Filmography › Janette Oke
All the books by Janette Oke adapted to cinema and television
The story of Elizabeth Thatcher, a young teacher accustomed to her high-society life. She receives her first classroom assignment in Coal Valley, a small coal-mining town in Western Canada which is located just south of Robb, Alberta. There, life is simple, but often fraught with challenges. Elizabeth charms most everyone in Coal Valley, except Royal Northwest Mounted Police Constable Jack Thornton.
Lillian and Grace are two orphaned sisters, who were separated when Lillian was seven and Grace was five. The two reunite as adults and open an orphanage in a small northwest town. The period piece is set in 1916 in the western Canadian town of Brookfield. Mountie Gabriel has a romantic interest in Lillian. Chuck, a rancher turned veterinarian, is the object of Grace’s flirtations, much to the dismay of his dubious mother, Tess Stewart.
Marty Claridge has just moved out to the West with her husband Aaron Claridge, who dies in a riding accident shortly after. Expecting her late husband’s baby, Marty has nowhere to go and needs a place to stay through the winter. Desperate, she accepts the proposal offered by widower Clark Davis, who offers to give her a place to stay for the winter and provide her with the fare for the wagon train heading back East in the spring.
After lots of planning and dreaming, young couple Willie LaHaye and Missie LaHaye have headed West on the Wagon Trail, leaving behind the hometown of Missie’s parents. Missie is caught between the excitement of the new adventure and the pain of not knowing when she’ll see her family again. Willie and Missie leave the Wagon Train and travel further West to Tettsford Junction. When they get there, they meet a boy called Jeff and his older brother Sonny who they see riding into town with two other outlaws.
Missie Davis is a young woman working as a school teacher who spends much time reading. Her father has a near-fatal accident but is saved by a mysterious stranger with a troubled past whom Mr. Clark davis characterizes as God’s “enduring promise” making his Daughter think and offering them the chance to plough and plant some wheat ad corn together for the harvest everyday starting at Sun-up, Missie’s Gymnasium being closed for planting season and Willie living currently as a jobless trapper reaching for his Father, Zeke.
Missie LaHaye bids a reluctant goodbye at the grave of her late husband Willie, who died two years previously in the line of duty as the sheriff of Tettsford Junction. Even after giving up her job as the town schoolteacher, Missie has found running the ranch on her own overwhelming, so she has resigned herself to letting her son Jeff and his new bride take control of it jointly with her brothers Aaron and Arnie.
In a time when and place where women were not usually permitted careers, especially in the medical field, Belinda Tyler deeply wants to be a doctor and feels that God has called her to be one. She displays her abilities while helping out a local doctor and caring for Mrs. Stafford-Smith, an elderly woman who recently had a stroke.

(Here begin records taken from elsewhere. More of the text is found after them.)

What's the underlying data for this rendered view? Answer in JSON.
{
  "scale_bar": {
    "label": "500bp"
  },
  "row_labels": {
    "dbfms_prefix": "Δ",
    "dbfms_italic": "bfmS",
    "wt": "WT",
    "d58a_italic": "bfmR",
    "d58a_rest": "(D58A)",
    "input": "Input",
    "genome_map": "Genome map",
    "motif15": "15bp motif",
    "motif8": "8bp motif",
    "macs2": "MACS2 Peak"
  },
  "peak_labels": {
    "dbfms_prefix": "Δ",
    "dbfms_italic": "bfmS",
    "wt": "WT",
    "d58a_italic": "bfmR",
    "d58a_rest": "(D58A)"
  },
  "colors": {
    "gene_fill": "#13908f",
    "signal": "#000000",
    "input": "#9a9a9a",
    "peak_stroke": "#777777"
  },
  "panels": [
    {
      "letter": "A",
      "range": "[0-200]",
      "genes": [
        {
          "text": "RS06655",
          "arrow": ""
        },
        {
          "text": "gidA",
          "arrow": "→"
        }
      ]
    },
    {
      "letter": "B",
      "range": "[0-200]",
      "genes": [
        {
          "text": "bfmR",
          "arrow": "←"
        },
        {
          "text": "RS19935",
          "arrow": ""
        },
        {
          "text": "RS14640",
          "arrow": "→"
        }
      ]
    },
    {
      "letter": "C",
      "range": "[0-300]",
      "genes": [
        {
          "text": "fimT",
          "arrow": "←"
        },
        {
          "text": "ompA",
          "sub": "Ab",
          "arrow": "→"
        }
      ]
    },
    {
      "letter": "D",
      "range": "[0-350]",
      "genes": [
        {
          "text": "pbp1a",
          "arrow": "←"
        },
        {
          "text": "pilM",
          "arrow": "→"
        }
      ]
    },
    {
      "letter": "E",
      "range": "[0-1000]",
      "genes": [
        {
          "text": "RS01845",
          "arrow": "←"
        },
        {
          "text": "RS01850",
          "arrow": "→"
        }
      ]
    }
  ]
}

On their way to the California Gold Rush, two cowboys are arrested for getting in a fight and damaging a small-town restaurant. One escapes, but Clark Davis stays to work off his debt by fixing a farm belonging to two young women, Ellen and Cassie Barlow. Over time, Clark and Ellen fall in love, but will Clark give up his plans of striking it rich out west for the comfort of a family and home?
During a drought in the 1800s, Clark Davis is having difficulty t making payments on a loan. His well is dry and he is unable to find water while drilling other wells. Clark is transporting water from a river for his livestock and garden. His wife Ellen takes a job as a seamstress to help pay off the loan. She gets afflicted with scarlet fever and dies. Their daughter Missie causes a fire and burns down part of their cabin.
A pregnant Dr. Annie Watson is going to stay with her best friend, Dr. Belinda Owens while her husband Peter is off on a surveying job. Annie’s mother-in-law Mary, a seen-it-all midwife whose homeopathic remedies and folksy wisdom are at odds with Belinda’s scientific knowledge, comes along. While her adopted daughter Lillian discovers the joys and pains of first love, Belinda and her husband Lee find their own relationship suffering over Belinda’s inability to get pregnant.
Between drought and a cattle plague, Missie LaHaye takes up a teaching position to help support her husband Willie and their two children. They have a young son Mattie, and a baby daughter Kathy. They also have a teenage boy called Jeff who they took in when he was eleven-years-old, when his older brother Sonny had been shot dead in the previous film, Love’s Long Journey, and Jeff didn’t have any other family.
Mourning her husband’s recent death, Dr. Belinda Simpson arrives in the tiny town of Sikeston to fill the post of town physician. Once there she discovers that many of the town’s residents, including children at an orphanage run by Miss Hattie Clarence, have fallen ill or died from an unknown ailment. She soon wonders if she’s in over her head, despite reassurances from her best friend Annie and Lee, the town blacksmith.